Я не стал ничего ей отвечать. Явно мой ответ вызвал у нее желание поворчать, а в таком случае самое целесообразное — промолчать. Просто проверил, что иду точно в кильватере у корвета, включил автопилот, заставив его держать дистанцию за лидером, и пошел за кофе в кают-компанию. На этот раз автомат с напитками не стал надо мной издеваться, нормально выдав чашку с моим американо. Синтетический, конечно, но куда деваться? На натуральный у меня не было времени потратиться.
Вернулся в рубку. Обнаружил, что за время моего отсутствия ничего не поменялось, Джоан шарит в интерстаре, корабль следует за лидером, в точности повторяя эволюции ведущего. Противометеоритный радар молчал, что неудивительно: Солнечную изрядно чистят.

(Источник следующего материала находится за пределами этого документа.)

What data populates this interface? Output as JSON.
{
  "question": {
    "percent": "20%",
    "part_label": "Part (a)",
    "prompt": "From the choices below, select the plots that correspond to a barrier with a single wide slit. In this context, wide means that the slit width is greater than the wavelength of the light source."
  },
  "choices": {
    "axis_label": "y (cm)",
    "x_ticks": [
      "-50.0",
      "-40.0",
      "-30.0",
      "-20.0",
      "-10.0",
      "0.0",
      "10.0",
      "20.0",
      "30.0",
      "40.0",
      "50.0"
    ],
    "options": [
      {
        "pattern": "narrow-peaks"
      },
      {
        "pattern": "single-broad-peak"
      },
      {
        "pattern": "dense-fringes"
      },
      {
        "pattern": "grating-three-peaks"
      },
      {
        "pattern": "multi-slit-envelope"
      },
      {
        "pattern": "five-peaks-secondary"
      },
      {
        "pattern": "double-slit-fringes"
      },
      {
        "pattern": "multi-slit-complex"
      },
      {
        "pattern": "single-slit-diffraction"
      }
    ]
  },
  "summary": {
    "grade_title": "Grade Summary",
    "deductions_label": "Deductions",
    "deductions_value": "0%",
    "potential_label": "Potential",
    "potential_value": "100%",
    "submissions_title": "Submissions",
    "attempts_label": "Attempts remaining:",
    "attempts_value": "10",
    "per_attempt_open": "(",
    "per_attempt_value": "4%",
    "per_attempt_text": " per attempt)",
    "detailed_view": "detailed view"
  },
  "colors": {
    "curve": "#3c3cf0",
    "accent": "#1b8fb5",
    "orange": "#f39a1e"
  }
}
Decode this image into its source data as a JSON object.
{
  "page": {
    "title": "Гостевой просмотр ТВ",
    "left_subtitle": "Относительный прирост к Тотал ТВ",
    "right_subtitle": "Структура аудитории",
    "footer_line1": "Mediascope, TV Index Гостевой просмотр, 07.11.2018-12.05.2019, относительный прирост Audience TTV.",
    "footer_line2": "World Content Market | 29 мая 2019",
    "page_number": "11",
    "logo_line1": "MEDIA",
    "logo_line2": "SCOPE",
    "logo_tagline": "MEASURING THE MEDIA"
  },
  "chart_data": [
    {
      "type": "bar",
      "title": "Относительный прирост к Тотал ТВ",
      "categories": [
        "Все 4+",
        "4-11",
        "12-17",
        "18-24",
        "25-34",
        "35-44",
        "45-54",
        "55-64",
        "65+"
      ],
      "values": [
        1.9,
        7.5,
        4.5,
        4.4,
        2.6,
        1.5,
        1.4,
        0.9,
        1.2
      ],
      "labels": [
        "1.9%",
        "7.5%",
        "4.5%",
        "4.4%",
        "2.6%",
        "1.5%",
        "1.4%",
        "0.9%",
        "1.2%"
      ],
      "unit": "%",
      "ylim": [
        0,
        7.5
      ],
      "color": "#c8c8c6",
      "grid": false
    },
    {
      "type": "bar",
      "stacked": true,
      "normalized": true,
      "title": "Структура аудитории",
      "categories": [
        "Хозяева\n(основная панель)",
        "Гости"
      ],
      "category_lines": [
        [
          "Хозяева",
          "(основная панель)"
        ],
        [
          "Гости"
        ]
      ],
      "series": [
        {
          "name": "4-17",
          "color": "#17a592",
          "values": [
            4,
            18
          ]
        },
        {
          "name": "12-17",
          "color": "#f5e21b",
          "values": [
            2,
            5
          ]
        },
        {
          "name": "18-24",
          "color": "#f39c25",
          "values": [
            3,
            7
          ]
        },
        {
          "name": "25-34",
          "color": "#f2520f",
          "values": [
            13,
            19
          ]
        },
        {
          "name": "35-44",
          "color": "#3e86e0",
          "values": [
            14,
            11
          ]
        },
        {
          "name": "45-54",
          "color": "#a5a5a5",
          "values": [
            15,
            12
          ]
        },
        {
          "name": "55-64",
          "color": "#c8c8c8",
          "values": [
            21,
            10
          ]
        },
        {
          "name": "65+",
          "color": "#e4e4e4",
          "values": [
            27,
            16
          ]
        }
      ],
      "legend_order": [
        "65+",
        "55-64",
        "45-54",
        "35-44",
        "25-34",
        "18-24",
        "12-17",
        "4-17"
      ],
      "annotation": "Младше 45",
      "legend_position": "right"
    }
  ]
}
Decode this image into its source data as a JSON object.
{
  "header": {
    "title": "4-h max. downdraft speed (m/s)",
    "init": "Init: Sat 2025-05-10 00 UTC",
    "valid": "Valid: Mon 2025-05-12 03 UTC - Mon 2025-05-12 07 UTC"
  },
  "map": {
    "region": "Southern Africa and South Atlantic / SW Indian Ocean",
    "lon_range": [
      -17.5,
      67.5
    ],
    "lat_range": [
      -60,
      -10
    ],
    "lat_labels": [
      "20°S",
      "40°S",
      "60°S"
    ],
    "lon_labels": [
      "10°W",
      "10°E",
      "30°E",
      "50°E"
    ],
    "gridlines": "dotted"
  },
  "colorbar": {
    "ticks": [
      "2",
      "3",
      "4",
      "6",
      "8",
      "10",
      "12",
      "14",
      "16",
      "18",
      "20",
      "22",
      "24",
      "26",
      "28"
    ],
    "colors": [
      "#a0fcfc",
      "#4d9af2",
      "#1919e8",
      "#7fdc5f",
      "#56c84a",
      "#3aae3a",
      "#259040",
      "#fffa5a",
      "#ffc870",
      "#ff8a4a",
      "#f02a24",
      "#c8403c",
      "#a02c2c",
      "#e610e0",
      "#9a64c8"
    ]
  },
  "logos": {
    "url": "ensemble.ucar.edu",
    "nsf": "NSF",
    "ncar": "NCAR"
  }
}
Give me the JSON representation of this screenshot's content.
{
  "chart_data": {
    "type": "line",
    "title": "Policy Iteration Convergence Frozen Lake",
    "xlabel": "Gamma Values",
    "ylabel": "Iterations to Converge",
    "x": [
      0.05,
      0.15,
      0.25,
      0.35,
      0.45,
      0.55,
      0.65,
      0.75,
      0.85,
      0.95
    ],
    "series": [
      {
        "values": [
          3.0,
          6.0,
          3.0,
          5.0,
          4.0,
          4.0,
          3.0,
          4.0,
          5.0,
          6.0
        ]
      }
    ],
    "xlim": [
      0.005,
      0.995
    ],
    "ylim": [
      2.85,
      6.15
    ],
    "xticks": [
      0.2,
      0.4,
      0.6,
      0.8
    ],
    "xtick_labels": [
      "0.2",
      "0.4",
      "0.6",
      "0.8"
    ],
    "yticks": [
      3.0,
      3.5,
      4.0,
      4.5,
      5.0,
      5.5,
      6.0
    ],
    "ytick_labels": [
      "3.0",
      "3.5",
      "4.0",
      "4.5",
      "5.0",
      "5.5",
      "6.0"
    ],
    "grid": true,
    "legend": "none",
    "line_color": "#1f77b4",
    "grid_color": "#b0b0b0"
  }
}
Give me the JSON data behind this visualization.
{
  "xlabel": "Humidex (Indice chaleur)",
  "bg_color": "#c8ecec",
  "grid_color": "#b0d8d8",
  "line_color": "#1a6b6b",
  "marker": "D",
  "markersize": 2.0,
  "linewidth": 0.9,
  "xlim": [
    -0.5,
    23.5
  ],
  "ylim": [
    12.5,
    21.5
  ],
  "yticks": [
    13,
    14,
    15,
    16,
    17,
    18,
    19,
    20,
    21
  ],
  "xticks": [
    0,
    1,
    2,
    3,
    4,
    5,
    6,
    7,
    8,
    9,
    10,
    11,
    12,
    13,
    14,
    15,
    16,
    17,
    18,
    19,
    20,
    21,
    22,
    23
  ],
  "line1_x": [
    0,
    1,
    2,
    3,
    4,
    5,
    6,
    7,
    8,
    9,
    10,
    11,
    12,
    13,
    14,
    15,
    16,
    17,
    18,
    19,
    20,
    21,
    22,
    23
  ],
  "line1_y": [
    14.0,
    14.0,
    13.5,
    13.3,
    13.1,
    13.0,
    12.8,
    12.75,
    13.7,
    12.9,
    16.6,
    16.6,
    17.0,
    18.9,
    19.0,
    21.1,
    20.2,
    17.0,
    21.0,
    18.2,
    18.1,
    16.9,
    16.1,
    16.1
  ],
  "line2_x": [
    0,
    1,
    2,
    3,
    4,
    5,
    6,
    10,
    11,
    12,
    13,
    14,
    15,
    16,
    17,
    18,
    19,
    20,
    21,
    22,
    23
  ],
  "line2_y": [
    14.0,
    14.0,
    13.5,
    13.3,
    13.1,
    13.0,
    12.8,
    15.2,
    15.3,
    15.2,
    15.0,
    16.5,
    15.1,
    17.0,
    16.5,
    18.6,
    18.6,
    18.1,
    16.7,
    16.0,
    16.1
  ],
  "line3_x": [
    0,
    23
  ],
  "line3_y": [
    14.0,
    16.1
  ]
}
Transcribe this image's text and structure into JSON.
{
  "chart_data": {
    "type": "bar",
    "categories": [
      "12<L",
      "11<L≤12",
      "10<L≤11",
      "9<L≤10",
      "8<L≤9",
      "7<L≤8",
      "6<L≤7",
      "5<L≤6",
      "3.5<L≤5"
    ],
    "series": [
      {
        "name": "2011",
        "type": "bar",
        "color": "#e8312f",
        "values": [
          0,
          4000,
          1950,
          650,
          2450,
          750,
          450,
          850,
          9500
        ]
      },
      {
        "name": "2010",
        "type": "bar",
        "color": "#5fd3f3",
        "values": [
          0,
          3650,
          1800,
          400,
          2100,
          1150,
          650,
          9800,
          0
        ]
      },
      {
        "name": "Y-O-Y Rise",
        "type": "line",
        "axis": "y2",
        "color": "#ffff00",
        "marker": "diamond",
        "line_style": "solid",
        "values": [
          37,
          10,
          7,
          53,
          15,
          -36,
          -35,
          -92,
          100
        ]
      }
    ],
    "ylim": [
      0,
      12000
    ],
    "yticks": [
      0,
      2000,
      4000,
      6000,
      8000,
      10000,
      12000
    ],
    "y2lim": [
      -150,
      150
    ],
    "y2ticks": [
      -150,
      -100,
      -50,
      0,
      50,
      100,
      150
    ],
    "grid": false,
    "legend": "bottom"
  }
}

А Пояс проредили настолько, что через него не то что летать — армады гонять можно.
Еще шесть часов я проскучал, периодически слоняясь по кораблю, проверяя работу его систем и мучаясь бездельем. Наверное, именно поэтому я и не любил летать по Солнечной — фатально нечего делать. Внутрисистемные прыжки запрещены, перемещаться можно либо с заранее ограниченной скоростью, либо через стационарные гейты. И тупишь, тупишь, тупишь… Можно было бы поспать, но вот незадача: я выспался в застенках внутряков.
Но наконец внутрисистемный переход закончился. Мы вышли на околомарсианскую орбиту и, судя по всему, заняли очередь на посадку. Трафик здесь был жуткий, постоянно кто-то взлетал, кто-то садился, кто-то занимался орбитальными вояжами, а кто-то банально сновал промеж Марса, Фобоса, Деймоса и Урании — искусственного спутника Красного Бога. Вернее, сначала предполагалось, если я все правильно помню, что Урания будет межсистемным исследовательским кораблем. Ее строил Поисковый Флот Space Unity, строил очень долго и муторно. Лет семьдесят, если я ничего не путаю. За это время некисло так развилась технология гейтов, и смысл Урании как межсистемной летающей исследовательской лаборатории стал стремительно теряться.
Тогда ее бросили на орбите Марса, сделав ИС — искусственным спутником. И стали наращивать и наращивать ее объемы, пуская мощь ее реакторов на обеспечение энергией многочисленных жилых и рабочих блоков, что в итоге привело к странному эффекту: под международной юрисдикцией появился на орбите Марса натуральный интернациональный гигаполис. С офисами, жилыми кварталами, складами, производствами, общепитом и прочим лутом, прилагающимся к миллиардному населению космического города. Да так оно и пошло: Интерпол в качестве полиции, никакого правительства, кроме представительства SU, и сверхлиберальные нравы.
Именно это я и рассказал Джоан, когда она поинтересовалась, а что это за планетоид на орбите Марса. Ведь в энциклопедии сказано, что спутников у этой планеты два, а это явно третий. К моему удивлению, она, в смысле мисс Сейли, отнеслась очень спокойно к полученной информации. Типа, так и надо — ну подумаешь, летучий город. Что в этом такого? А я сам, когда узнал про существование Урании, долго не понимал, откуда там берутся воздух и вода. Ведь должен же кто-то их туда возить, а для этого и воздух, и воду надо где-то брать? Про технологии очистки я узнал позже. Что и немудрено, ведь первый раз про Уранию я услышал лет в пять, от матери…
Наконец пришла наша очередь на посадку, что мне объявил автоматический диспетчер космопорта Сырт-два. И спустя два часа мы входили в штаб-квартиру Двадцать Второго. Мы — это Алексей Алексеевич Дергачев, Славка, Джоан и я. Оказалось, что Дергачев и Звишин прилетели за мной вдвоем, больше никого на борту их корвета не было. А восхищался я мастерством пилота в лице Звишина, всю дорогу от каземата до Управления кораблик вел он.
И я так и не понял тогда, что мой рассказ про Уранию, про Марс в целом и вообще про Солнечную — это был очередной «крючок».